This message goes for you, innocent lector, for you who love anime and the only thing you are looking for in the page is the recommendation for a good anime. So one thing I have to tell you: Chihayafuru is, with no doubt, an incredible manga-anime.
Chihayafuru 3 follow the lead of the first two seasons to make an incredible spokon from a discipline quite unknown outside Japan: (competitive) karuta. A discipline that, though creates some scepticism at first, you will soon love because of the righteous adaptation to animation it has.
While the first season focused on the presentation of the characters and world of karuta and the second one on a pure display of the “sport”, the techniques and the competitive factor, this season focus on what it supposed to: going further and beyond. However, I got to admit I missed a bit the “slice of life” essence of the first season during the second one, which is filled with matches and matches. Don’t misunderstand me: Yuki Suetsugu is a wonderful writer that accomplishes to reinvent her work constantly. Chapter after chapter she brings new ideas, new strategies, new thoughts about the discipline, new personalities and cast of rivals, new emotions and gestures about the tatami, all created in a sublime way and with an unprecedented plot and directional quality, making her work remain fresh and interesting game after game. But that doesn’t mean that I didn’t miss there more of the emotional drug that I like: more interaction between the characters, more unrequited love, more moments at school, more real interaction from the rest of the secondary characters in play beyond being mere spectators of a game. It is also true that I found the introduction of the new freshman members of the club a bit forced and accelerated, but this is something that can be easily overlooked. After all, we are talking between an outstanding and a remarkable high.

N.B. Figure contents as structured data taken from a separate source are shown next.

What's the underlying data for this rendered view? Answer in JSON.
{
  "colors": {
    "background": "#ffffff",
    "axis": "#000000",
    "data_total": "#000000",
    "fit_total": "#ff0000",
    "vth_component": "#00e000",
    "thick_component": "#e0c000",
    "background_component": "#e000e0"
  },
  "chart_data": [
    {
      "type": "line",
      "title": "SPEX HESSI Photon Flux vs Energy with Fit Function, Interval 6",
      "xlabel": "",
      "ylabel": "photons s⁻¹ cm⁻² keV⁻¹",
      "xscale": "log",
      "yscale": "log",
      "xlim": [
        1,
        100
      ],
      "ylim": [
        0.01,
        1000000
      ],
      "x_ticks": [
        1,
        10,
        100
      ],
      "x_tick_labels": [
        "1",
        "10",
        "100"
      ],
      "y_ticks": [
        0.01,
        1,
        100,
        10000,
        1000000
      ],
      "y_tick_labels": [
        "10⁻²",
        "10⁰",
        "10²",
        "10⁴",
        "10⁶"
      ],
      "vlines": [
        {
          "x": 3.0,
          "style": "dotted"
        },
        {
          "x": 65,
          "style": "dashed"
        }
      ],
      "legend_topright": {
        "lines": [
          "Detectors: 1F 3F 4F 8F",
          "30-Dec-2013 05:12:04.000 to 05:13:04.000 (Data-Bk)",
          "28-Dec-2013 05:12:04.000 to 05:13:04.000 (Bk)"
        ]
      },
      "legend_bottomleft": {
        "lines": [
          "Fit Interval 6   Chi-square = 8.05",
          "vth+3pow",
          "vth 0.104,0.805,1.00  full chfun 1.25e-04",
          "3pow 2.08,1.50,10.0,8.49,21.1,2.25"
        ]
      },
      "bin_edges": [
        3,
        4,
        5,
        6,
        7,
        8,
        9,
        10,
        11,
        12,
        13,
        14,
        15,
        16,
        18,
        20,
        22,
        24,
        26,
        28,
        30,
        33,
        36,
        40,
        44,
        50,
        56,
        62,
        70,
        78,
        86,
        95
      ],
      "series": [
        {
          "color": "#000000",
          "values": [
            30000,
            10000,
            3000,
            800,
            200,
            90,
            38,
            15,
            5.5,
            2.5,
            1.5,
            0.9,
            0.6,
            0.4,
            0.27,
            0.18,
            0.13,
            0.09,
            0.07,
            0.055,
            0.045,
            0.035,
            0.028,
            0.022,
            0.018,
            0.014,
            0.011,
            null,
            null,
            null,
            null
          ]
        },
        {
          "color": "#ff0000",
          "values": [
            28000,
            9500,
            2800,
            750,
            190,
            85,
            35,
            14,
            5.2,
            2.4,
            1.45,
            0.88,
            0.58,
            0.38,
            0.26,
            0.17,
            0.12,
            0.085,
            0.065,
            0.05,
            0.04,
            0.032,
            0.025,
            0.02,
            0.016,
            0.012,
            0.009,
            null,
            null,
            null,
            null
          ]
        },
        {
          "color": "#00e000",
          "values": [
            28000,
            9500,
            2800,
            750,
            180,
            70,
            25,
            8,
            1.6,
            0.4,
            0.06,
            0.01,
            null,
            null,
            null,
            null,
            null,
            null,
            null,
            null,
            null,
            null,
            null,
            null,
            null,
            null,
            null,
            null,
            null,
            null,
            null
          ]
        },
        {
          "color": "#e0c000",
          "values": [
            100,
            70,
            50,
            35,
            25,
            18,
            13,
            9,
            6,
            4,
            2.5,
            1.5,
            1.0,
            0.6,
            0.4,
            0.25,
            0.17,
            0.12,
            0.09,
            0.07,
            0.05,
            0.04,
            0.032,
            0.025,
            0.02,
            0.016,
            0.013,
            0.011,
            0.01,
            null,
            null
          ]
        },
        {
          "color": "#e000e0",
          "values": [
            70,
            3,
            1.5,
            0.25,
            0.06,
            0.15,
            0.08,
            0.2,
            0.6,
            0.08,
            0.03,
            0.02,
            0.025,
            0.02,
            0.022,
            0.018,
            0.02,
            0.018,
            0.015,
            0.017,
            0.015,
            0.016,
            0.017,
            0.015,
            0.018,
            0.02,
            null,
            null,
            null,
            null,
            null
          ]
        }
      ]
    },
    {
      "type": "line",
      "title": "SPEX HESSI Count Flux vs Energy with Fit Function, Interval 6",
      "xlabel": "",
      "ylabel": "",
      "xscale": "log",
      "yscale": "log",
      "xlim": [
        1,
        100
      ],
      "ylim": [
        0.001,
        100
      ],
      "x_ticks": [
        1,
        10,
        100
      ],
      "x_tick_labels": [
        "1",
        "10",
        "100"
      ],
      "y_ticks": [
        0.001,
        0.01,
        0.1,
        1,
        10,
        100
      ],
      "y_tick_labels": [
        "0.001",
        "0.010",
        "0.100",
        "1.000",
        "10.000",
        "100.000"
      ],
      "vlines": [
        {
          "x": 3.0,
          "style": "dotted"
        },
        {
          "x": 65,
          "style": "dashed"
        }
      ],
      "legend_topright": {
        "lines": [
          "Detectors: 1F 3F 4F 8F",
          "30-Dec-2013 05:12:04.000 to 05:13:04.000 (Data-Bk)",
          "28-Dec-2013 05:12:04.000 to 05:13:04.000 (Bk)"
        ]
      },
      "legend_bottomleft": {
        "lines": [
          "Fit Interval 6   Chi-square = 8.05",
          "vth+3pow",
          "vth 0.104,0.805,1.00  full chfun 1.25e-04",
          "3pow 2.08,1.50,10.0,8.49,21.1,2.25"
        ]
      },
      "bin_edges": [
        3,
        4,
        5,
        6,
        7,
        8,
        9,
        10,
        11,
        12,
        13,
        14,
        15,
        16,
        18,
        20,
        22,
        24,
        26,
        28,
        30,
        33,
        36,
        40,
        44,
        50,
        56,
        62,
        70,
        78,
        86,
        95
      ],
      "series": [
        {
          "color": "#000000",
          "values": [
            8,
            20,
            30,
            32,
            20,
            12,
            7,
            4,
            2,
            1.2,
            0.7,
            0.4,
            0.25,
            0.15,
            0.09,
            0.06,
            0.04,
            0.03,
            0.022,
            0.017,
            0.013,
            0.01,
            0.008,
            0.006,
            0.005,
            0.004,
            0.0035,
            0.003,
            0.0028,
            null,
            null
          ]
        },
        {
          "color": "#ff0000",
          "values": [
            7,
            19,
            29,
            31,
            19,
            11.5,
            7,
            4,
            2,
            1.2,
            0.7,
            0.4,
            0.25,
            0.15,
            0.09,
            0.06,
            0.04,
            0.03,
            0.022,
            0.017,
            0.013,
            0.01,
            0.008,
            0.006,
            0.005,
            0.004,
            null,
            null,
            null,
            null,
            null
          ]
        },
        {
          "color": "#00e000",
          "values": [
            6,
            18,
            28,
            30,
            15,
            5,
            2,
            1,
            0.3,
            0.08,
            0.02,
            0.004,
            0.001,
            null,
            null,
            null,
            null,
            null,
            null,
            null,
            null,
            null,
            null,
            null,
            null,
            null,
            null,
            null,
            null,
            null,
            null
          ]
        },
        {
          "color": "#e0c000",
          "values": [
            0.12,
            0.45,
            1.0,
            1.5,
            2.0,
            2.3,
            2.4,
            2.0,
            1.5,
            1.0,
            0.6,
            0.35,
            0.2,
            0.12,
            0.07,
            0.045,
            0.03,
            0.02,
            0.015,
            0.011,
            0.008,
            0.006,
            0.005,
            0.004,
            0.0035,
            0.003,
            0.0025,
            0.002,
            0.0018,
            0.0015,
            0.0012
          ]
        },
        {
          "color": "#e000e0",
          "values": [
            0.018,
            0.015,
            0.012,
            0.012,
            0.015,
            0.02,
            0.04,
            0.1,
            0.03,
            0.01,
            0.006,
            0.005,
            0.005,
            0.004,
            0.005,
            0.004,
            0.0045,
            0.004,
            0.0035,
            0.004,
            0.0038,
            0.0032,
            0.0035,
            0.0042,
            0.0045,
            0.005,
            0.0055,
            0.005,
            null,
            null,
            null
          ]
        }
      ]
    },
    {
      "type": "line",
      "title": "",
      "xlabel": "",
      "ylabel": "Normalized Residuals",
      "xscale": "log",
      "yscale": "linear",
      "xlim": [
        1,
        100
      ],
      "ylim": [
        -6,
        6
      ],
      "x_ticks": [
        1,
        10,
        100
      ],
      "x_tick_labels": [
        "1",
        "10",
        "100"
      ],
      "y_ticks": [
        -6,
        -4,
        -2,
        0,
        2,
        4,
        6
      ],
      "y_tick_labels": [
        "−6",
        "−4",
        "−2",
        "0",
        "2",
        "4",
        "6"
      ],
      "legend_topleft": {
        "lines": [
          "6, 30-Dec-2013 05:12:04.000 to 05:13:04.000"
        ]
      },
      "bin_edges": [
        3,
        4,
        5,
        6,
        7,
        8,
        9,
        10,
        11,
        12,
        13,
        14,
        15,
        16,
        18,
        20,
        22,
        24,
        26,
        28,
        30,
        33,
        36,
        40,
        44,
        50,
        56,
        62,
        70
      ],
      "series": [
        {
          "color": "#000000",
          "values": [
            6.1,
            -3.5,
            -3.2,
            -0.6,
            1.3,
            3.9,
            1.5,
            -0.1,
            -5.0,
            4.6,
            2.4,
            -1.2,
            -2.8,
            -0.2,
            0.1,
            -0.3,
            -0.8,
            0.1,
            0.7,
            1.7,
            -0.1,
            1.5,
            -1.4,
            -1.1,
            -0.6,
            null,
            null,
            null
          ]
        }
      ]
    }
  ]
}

In fact, all these aspects that I missed a little during the second season are clearly manifested again during the third season, and I have only needed 6-7 episodes to prove it. In this, the author manages to insert incredibly emotional moments about the feelings and background of the characters between game and game in a very organic and realistic way.
To all this we must add the incredible work of animation and artistic direction of Madhouse, who returns to work in Chihayafuru almost five years later, which manages not only to maintain the high level of the first two seasons but to refine the animation and the direction of the work after several years of pause.
It is clear, therefore, that Chihayafuru remains the underrated jewel of the slice of life and spokon genre that it always was. We are facing a work full of love and passion that people full of love and passion know how to appreciate.